Acquise depuis toujours à une forme classiquement commerciale, la cinéaste trahit ses limites dans le manque de regard sur les différents espaces traversés. Egalement par certains mouvements de caméra de pur remplissage, là où un détail-idée ou une attention plus marquée aux personnages (les femmes sont réduites à une seule note) auraient pu encore enrichir son film. Mais sa manière de conclure stylisée ne manque pas de panache, qui prouve la durabilité et la malléabilité du Bolero à travers une nouvelle interprétation dansée par François Alu. Après le déjà remarquable Police (2020, avec Virginie Efira et Omar Sy), Anne Fontaine vient de signer là un film qui comptera assurément parmi ses meilleurs. Et qui en remontre à bien des trousseurs de biopics dépourvus de l'essentiel: la quête de l'inspiration.

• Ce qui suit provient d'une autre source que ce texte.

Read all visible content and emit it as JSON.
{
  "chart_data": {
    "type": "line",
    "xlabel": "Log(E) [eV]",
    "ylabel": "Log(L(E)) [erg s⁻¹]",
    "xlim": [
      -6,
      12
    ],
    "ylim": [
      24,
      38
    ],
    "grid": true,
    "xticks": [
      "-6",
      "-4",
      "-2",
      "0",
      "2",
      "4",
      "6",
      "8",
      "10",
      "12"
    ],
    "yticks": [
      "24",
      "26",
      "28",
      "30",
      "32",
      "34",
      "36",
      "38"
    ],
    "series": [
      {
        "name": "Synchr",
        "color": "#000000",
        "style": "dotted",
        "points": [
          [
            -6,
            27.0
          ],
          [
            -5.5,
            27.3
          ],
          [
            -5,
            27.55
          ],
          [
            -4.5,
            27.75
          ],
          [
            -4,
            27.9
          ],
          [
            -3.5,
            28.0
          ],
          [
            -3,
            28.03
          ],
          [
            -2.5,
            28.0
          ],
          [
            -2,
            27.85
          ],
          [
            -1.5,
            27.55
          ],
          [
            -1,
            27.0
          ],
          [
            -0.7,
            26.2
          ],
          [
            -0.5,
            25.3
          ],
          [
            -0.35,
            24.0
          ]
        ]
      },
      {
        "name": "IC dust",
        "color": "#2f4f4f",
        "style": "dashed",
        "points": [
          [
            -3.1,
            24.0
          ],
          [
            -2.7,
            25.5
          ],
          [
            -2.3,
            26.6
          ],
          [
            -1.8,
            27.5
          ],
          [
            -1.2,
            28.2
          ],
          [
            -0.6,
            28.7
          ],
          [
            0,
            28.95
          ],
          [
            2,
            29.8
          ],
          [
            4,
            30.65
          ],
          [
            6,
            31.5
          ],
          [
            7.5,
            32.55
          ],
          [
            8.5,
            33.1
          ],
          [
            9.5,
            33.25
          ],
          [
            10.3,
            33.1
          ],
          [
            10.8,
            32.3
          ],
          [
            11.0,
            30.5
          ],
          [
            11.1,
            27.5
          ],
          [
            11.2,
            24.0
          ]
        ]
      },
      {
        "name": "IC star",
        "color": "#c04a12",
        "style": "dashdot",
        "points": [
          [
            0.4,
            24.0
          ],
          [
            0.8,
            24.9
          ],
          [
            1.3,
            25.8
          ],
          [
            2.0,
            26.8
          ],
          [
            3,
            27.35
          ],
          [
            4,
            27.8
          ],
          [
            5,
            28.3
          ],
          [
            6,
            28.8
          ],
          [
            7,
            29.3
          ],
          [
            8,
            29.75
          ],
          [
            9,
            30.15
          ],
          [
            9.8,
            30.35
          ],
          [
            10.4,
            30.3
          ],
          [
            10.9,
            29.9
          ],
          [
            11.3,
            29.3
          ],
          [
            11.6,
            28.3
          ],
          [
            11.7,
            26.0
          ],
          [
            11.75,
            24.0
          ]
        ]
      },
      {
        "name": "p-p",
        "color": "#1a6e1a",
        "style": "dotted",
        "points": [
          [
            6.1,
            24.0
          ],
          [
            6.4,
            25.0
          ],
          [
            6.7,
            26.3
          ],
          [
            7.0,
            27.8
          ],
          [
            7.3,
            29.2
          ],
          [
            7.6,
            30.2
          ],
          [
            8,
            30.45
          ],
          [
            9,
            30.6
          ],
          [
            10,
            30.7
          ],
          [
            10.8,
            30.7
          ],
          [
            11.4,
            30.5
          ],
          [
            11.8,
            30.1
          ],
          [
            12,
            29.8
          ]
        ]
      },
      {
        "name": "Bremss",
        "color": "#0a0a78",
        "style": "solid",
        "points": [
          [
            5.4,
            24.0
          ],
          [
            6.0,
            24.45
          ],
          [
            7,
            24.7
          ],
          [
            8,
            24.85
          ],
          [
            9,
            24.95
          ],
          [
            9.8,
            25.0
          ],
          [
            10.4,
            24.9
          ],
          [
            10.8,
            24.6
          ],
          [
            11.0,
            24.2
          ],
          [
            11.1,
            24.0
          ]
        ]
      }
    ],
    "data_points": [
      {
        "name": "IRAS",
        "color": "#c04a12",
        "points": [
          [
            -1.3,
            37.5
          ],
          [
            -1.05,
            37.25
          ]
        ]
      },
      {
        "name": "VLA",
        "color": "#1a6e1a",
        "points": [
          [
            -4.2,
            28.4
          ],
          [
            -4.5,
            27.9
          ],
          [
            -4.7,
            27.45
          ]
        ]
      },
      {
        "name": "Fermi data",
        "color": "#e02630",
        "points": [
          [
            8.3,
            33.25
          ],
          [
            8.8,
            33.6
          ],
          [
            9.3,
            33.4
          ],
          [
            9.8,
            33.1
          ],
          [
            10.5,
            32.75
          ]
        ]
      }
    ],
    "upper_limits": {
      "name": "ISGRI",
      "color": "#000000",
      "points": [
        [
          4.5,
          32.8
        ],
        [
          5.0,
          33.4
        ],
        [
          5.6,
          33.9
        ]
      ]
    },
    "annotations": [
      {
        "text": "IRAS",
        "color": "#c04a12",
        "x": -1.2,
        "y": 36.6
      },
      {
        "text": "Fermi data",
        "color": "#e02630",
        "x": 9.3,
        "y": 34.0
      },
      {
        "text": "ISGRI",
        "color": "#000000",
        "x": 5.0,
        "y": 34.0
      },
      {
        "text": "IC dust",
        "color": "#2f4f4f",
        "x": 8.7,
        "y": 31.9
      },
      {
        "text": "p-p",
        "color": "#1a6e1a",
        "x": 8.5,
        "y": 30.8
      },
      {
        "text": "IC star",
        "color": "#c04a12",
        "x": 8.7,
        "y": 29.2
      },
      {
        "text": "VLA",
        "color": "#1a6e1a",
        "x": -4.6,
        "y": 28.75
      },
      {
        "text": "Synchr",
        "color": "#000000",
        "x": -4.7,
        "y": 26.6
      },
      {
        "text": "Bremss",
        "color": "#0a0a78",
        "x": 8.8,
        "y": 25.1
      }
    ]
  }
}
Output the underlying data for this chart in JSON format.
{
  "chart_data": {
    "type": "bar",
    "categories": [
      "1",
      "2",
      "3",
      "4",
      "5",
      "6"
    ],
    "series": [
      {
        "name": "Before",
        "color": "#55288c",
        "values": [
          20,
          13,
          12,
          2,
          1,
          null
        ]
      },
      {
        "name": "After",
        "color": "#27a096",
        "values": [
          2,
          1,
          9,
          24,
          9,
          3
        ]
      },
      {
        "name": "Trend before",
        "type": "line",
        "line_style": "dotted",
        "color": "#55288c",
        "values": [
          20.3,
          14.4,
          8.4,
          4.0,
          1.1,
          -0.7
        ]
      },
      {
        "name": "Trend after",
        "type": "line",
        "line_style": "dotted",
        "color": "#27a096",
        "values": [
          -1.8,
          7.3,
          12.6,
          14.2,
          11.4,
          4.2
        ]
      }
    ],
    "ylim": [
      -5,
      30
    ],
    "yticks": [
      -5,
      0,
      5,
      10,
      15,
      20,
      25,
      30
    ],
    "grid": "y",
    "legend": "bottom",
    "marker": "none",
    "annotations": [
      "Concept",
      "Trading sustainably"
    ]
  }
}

VOS RÉACTIONS SUR LE SUJET
1 Commentaire
@Chan clear 10.03.2024 | 16h22
«On se réjouit de le voir. Anne Fontaine choquante parfois « Nettoyage à sec » .
J’ai été habilleuse sur une tournée des Ballets Bejart l’époque de la grande compagnie 60 danseurs et danseuses lors d’une tournée en Italie et Allemagne. Le souvenir le plus beau est ce boléro de Ravel, hypnotique, fascinant, splendide bref inoubliable »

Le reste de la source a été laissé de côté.